Twin research is based on the foundation that all human traits are heritable and differentially influenced by our genes. Twin studies have demonstrated that genetic factors contribute to variations in anthropometric and metabolic parameters(Reference Polderman, Benyamin and De Leeuw1). For example, high heritability estimates for height have been reported and clearly demonstrated by increased intra-pair similarity in twins(Reference Silventoinen2). In this study we aimed to investigate inherited influences on a range of anthropometric and metabolic markers in a population of healthy adult twins.
A cohort of 44 monozygotic (MZ) and 21 dizygotic (DZ) twin pairs (total n = 130) aged 18–65 years were recruited into the UCD twin study. Data were collected on body composition and from fasting blood samples including total cholesterol, HDL-cholesterol, LDL-cholesterol, TAGS, NEFAs, glucose and insulin. For 15 measured traits, partial correlations were calculated to test for inherited influences by comparing whether intra-pair similarity was greater in MZ twins than DZ twins. General linear models (GLM) were used to assess differences between MZ and DZ correlations controlling for age, gender and interactions. Phenotypic profile similarity across twins was examined by combining correlations of all 15 traits. Ethics was obtained from UCD Human Research Ethics Committee.

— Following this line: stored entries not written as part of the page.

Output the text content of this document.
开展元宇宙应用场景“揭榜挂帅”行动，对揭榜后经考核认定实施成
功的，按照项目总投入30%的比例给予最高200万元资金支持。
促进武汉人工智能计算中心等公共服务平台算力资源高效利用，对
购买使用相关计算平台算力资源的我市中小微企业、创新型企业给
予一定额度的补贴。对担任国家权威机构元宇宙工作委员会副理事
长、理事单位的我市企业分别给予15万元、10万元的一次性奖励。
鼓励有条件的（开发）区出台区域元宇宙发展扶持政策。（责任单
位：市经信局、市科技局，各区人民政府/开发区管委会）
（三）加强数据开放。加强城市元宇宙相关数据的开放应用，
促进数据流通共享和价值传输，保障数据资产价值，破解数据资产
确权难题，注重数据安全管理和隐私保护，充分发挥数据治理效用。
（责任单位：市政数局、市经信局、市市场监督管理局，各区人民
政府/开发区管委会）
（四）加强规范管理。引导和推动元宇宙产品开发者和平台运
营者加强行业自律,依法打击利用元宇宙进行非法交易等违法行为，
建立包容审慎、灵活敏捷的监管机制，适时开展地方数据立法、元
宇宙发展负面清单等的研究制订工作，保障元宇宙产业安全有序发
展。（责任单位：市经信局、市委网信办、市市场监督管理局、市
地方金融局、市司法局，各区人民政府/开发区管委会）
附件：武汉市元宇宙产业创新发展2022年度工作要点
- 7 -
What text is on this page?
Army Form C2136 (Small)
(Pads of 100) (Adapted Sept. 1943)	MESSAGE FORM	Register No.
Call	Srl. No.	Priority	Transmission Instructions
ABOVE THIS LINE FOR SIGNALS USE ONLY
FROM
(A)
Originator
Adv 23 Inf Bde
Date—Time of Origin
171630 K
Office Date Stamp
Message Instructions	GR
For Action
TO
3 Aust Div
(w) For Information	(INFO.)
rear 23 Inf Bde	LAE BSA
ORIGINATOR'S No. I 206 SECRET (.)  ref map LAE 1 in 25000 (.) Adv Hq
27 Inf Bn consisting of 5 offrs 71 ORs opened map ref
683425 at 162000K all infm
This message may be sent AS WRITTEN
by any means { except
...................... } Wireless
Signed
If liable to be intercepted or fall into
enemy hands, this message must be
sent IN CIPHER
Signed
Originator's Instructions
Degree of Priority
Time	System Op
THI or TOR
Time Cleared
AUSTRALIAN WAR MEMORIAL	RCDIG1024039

Strong intra-pair similarities were observed with all traits. Evidence of genetic effects on height, body mass, BMI, waist, body fat % and glucose was indicated, as the MZ correlations were significantly greater than the DZ correlations (Table 1). The average similarity across the full phenotypic profile was higher for MZ twin pairs than for DZ twin pairs (Fig 1).
In conclusion, phenotypic traits and the phenotypic profile are more similar for MZ twins demonstrating the importance of genetic factors. More advanced twin modeling will examine the contribution of genetic and environmental influences on anthropometric and metabolic variance. This knowledge can be coupled with more advanced technologies in the future to interpret complex phenotypes such as the metabolome.